Heute früh versuchten wir also zum viertenmal, das Leuchtfeuer von Moens Klint zu umschiffen. Und siehe, es gelang. Gelang, ohne dass der „Kasten zum Deubel ging". Merkwürdig nur, dieser ewige widrige Wind. Zwar sagen die Gefährten, das sei gerade sportlich interessant. Mag sein. Ich mit meinem einfachen Laienverstand sage mir aber: Erstens dauert's länger, weil man kreuzen muss. Zweitens ist's auf Deck ungemütlich, weil fortwährend Spritzer über den Bug kommen, und drittens ist's unten erst recht nicht auszuhalten. Das Boot liegt schief, und die Bewegungen des Fahrens machen sich hier am meisten bemerkbar. Wo sind die schönen Tage von Aranjuez, da wir im Cockpit hockten bei Sonne, steter prächtiger Brise und urfidelem Frühschoppen ? Stürmisch kalt, aufgeregte See, es ist eben ungemütlich. Heute also auch wieder starke, zum Teil böige Südwest-Winde, so dass ich es vorzog, den grössten Teil der Fahrt unten zuzubringen. Im Hafen von Gjedser, wo wir um 4 Uhr landeten, war's sehr ruhig. Ein wirklich wundervolles Gefühl, mal ohne Wackelei an Bord zu sein. Und Alfred meint: „Kinder, so ideal haben wir noch nie gelegen !" Ich muss aufhören. Die beiden Genossen, die oben sitzen und sich an den Reizen von Gjedser ergötzen, schreien nach Brot: „Paula, Paulinchen! Was machen denn die Kartoffeln ?"

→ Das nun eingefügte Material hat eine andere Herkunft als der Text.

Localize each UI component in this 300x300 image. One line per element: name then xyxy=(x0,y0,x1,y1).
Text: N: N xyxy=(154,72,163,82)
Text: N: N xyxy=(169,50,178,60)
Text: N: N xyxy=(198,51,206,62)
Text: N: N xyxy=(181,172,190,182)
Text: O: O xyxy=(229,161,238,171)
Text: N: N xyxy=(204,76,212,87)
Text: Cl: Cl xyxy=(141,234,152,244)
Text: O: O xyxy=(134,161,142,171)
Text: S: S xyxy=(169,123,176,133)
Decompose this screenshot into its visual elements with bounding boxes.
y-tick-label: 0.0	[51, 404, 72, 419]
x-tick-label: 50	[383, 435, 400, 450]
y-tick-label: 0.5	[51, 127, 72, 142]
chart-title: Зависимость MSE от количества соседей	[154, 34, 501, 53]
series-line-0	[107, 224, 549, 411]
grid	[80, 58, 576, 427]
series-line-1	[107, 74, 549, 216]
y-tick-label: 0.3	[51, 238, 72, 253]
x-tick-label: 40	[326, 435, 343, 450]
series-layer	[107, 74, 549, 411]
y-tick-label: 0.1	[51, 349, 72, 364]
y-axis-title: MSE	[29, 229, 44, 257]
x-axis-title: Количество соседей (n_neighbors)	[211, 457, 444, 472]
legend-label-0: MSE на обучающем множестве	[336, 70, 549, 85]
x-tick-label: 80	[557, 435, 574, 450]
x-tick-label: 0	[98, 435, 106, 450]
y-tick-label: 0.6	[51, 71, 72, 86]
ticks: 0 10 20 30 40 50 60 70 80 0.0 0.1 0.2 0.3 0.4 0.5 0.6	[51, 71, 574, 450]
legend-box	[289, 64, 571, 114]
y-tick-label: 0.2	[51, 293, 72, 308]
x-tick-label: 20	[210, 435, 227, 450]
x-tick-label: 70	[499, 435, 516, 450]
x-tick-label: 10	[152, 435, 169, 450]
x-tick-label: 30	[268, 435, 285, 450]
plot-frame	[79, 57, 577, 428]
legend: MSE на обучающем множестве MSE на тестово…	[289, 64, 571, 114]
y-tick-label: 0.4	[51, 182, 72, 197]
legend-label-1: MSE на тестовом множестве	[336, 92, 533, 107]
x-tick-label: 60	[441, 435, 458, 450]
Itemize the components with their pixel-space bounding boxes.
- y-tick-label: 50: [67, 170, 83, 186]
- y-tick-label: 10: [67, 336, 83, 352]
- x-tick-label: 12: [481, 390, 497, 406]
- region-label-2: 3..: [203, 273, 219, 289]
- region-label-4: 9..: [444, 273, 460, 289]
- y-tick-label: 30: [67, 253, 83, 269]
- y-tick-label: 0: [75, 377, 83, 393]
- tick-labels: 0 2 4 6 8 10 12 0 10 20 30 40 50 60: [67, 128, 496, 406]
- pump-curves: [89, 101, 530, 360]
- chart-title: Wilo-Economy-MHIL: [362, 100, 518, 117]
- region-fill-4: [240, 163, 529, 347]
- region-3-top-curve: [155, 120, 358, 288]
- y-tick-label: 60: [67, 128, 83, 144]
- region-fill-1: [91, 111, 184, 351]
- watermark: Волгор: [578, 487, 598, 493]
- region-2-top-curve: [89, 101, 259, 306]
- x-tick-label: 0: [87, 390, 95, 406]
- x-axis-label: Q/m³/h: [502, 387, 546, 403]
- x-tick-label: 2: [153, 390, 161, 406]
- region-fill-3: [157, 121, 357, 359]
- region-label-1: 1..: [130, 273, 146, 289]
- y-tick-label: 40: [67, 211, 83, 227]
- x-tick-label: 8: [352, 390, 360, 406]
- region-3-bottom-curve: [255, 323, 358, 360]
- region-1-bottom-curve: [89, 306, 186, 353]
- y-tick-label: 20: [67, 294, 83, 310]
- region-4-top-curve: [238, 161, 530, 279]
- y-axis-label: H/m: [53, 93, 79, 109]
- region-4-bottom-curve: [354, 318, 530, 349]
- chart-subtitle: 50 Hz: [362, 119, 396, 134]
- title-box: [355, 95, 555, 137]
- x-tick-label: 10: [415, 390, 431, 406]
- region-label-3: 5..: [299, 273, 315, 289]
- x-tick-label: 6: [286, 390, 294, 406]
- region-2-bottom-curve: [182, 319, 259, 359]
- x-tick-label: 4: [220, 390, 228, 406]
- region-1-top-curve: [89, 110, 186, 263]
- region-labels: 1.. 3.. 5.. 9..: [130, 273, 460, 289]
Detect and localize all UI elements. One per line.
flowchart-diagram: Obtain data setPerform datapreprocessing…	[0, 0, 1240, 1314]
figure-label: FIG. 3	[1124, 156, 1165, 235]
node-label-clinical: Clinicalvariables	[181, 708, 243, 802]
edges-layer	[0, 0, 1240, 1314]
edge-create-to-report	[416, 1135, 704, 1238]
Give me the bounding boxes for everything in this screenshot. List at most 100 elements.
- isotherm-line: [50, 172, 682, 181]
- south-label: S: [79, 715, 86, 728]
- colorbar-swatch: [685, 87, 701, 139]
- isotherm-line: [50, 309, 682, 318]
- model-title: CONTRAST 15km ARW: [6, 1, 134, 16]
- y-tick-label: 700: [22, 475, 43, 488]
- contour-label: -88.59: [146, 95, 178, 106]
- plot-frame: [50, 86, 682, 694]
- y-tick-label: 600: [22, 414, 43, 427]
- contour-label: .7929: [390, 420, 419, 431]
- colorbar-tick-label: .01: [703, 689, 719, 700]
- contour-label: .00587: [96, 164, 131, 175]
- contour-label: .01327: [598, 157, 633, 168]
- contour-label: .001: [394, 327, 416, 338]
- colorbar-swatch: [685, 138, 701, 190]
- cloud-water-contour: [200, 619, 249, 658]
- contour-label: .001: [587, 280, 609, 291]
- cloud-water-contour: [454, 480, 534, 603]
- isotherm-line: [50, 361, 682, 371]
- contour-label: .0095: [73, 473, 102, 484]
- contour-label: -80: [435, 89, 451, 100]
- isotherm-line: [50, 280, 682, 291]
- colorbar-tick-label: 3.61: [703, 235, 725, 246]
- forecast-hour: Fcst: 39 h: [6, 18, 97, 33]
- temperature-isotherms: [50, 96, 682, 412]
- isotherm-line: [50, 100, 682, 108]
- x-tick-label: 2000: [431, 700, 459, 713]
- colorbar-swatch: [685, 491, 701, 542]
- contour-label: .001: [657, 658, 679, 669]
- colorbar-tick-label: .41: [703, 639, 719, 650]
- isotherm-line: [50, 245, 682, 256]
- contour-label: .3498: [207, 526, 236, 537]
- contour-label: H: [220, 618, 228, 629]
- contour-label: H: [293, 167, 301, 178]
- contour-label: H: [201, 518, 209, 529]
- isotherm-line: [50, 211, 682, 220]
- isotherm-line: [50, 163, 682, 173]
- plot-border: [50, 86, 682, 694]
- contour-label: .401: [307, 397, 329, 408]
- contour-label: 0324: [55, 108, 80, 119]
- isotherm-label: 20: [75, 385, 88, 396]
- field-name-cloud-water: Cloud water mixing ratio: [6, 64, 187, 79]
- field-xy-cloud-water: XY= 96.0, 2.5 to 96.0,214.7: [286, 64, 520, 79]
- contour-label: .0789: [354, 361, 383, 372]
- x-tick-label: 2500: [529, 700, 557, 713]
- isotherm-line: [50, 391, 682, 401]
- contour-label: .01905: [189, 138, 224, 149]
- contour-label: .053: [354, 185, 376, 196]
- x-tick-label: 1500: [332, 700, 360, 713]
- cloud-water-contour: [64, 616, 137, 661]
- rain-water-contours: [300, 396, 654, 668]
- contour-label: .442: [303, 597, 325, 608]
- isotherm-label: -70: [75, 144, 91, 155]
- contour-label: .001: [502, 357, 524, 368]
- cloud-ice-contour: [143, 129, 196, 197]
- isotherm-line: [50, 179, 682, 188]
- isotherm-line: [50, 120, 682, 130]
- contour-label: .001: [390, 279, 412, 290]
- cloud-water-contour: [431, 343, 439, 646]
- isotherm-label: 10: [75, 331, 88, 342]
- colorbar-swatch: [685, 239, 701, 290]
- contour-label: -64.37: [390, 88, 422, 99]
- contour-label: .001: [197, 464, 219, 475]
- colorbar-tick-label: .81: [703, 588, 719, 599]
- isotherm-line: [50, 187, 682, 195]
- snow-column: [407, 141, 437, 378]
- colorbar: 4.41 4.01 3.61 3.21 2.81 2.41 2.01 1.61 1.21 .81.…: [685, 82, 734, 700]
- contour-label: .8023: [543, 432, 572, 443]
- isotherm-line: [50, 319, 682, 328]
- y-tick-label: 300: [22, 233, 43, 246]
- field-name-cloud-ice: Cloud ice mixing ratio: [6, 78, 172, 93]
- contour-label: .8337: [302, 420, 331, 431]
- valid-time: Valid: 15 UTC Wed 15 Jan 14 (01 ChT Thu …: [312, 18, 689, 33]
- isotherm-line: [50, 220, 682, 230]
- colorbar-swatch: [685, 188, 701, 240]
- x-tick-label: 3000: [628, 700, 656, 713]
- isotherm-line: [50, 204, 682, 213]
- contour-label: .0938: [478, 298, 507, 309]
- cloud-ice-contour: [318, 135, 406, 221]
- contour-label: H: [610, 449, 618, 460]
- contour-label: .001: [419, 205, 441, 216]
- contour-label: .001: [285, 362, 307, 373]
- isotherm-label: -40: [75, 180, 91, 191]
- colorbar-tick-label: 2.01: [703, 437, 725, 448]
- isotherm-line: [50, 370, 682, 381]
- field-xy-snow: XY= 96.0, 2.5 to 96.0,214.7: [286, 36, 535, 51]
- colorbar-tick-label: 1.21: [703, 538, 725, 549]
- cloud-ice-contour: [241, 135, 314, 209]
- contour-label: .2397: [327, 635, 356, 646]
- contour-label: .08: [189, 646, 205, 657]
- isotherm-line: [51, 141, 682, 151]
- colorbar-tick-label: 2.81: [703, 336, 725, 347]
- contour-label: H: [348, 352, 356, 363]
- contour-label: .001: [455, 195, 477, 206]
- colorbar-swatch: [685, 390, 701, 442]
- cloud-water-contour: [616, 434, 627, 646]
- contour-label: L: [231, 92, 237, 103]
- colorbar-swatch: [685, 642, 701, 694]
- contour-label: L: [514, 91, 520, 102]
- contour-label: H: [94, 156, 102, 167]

Heute gibt's nämlich Kartoffeln, Speck und Zwiebel. Warum man mich jetzt Paula nennt? Nun, „ein jeder Jüngling hat einmal 'nen Hang zum Küchenpersonal", singt Wilhelm Busch. Und die zwei hungrigen Jünglinge da oben machen keine Ausnahme. „Auf der See wird man roh, aber schön", sagt Alfred. Aber offenbar bin ich mehr schön als roh geworden, denn sonst würde man in mir keine Mamsell sehen. Reizend, wie sie jetzt wieder süss flöten: „Paulinchen! Was machen denn die Kartoffeln ?" Ich versichere zum zweitenmal, daß ich sie doch nicht fertig pusten könne, höre aber nun wirklich auf, denn die Kartoffeln kochen. Dass die Einsamkeit des Bordlebens psychologisch ihre Spuren hinterlässt, ist erklärlich. Dass man aber nicht mehr weiss, ob man ein Männlein oder ein Fräulein ist, das ist eine Gemeinheit!


Der Heimat zu.

An Bord der Isolde, vor Warnemünde, 16. Juli 09. Das war noch eine schöne Nacht! Um halb zwölf Uhr erwache ich von einem furchtbaren Stoss. Ich springe auf, öffne die Luke und blicke hinaus. Der Hafen aufgeregt, der Anker vom Grund losgerissen und Isolde gegen das Bollwerk geschleudert. O Alfredo, du bester aller Kapitäne, du hast zu früh gejubelt über unseren idealen Platz. Alle Mann an Deck! Raus aus den Dunstkapseln! Alles zieht wenigstens eine Hose an und stürzt hinaus. Ein kräftiger Südwest umheult uns, schmatzend, klatschend schlagen schwarze Wellen an unser Schiff. Zunächst wird Isolde vom Bollwerk freigemacht, dann wird der Anker völlig gehoben, der Kaptein springt in das rollende, tanzende Beiboot, nimmt ihn hinein und fährt ihn wieder aus. Das ist bald geschehen. Der Anker klatscht in die Tiefe, Isolde wird am Tau verholt und liegt wieder vorschriftsmässig. Der Seegang lässt aber vermuten, dass er wieder aus-reisst. Alfred sagt daher, er wolle vorläufig oben bleiben, wir sollten nur wieder herunter zur Koje. Nachdem wir anstandshalber edelmütig versichert, dass das auf keinen Fall anginge, und der Kaptein behauptete, wir seien hier oben doch unnütz, krochen wir schmunzelnd ins warme Bett, was jedenfalls recht nützlich war. Kaum zehn Minuten vergehen, als Alfred wieder an der Luke erscheint: „Ja, Jungens, es wird immer toller draussen! Wir müssen Ankerwache halten. Jedesmal zwei Stunden. Wer will die erste Wache übernehmen ?" Diesmal verzichte ich auf jegliche edelmütige Regung und tue, als ob ich schlafe. Und wirklich kriecht Johannes aus seiner Koje. In zwei Stunden bin ich also dran. Hm. Ich schlafe ein. Im Halbschlummer höre ich oder meine wenigstens zu hören, wie die beiden oben heruntertrapsen. Aber niemand weckt mich. Schon ist's wieder hell. Und als ich völlig erwache, ist's 7 Uhr. Die Gefährten liegen in ihren Kojen. Und heute habe ich noch nicht gewagt, nach der „Ankerwache" zu fragen, um die ich mich so schnöde gedrückt. Das böse Gewissen ...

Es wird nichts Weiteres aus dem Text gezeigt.